Wednesday, October 22, 2008

Day 2

Day 2 11 AM

I began my walk today with a great sense of anxiety in my body and mind. I was looking forward to my walk that is not where the anxiety was coming from . It was from my life. I notice also that when I drink a cup of coffee in the morning it heightens the feelings of fear. I am giving up drinking coffee and I will now switch to tea and see how that effects me.

I live in the county on a beautiful equestrian farm. I have many acres of pasture and woods to talk my morning walks in. I found today when I walked alone I had more of a connection to my body. I was not up in my head so much. Yesterday on day one I walked with someone else and talked. Today I was feeling more. I was feeling not only the pains in my knees and hip joints but also my buttocks. I began feeling muscles I have not felt in a long time. I began squeezing my butt cheeks and tightening my ab muscles.

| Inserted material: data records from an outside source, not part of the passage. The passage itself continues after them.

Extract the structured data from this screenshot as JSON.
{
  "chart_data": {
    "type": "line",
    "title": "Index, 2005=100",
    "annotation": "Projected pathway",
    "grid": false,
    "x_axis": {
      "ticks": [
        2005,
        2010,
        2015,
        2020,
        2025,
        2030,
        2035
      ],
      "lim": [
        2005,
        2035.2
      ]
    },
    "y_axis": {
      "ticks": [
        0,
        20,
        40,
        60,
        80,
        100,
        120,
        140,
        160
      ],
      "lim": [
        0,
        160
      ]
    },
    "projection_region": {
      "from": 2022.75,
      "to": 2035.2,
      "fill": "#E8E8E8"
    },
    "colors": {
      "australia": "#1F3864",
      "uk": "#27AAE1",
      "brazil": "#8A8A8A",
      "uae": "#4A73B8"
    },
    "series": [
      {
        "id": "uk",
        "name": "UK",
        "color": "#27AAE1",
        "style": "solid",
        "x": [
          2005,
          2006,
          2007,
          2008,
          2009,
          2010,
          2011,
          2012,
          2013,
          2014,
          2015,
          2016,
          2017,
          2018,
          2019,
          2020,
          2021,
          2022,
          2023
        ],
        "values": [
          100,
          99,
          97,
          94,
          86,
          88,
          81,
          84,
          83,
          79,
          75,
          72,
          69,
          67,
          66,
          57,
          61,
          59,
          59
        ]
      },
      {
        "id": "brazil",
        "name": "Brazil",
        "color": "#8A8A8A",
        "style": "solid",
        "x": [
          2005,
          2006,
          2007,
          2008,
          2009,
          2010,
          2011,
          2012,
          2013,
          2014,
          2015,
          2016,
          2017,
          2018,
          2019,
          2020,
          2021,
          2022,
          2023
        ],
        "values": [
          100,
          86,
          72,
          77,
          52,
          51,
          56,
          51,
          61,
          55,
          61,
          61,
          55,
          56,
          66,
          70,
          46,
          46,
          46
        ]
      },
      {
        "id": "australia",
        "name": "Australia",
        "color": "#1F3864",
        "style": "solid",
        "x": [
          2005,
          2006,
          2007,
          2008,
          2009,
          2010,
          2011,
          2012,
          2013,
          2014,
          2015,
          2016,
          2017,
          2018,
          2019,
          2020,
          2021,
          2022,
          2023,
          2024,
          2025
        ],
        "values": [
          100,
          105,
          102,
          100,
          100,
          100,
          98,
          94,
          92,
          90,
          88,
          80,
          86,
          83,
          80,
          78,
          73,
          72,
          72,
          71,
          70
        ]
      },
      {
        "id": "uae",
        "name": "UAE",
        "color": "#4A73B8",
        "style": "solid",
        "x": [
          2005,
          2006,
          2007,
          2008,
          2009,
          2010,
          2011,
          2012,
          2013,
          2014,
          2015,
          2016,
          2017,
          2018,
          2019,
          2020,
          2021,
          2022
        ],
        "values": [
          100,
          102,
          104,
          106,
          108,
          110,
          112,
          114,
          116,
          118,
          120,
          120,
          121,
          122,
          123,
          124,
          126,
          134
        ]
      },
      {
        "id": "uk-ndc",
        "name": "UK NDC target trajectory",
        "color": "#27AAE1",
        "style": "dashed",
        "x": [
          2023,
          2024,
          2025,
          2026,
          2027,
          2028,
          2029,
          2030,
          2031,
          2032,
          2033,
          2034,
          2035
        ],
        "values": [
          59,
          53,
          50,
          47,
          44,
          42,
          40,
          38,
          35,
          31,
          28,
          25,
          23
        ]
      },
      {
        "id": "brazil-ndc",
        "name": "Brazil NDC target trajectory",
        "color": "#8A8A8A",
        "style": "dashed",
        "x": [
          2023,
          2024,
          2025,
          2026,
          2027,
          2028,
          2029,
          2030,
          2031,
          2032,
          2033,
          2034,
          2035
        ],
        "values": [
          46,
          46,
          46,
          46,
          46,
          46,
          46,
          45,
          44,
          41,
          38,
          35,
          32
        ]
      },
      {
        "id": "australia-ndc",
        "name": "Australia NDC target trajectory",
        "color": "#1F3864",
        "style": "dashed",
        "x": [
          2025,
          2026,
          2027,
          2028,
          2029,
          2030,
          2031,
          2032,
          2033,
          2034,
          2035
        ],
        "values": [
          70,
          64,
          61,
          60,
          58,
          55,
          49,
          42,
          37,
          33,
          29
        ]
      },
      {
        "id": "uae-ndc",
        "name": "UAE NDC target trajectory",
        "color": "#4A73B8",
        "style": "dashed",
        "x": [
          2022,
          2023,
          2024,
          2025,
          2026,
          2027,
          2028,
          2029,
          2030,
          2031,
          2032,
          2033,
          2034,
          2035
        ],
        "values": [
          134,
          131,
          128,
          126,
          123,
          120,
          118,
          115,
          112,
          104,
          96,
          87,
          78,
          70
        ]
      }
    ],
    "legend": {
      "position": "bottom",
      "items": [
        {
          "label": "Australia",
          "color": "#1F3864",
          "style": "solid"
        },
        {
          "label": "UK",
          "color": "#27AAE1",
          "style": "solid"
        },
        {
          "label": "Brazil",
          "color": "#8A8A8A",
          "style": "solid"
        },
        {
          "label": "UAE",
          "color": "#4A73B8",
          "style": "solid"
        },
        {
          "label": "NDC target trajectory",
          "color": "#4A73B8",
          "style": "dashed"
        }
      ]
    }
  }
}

I went for a second round today and doubled my time and my distance. I felt a sense of accomplishment. I felt less anxiety and more energy when I finished.

Yahoo!

COACH -

As you know, I am allergic to caffeine and drink decaf only so I still get to enjoy the great flavor of coffee.I admire your commitment and trust that your daily walks will become a welcome regime.

ME -

I have had the feeling before and been aware of it but now I am committed to getting rid of the effects coffee has on me.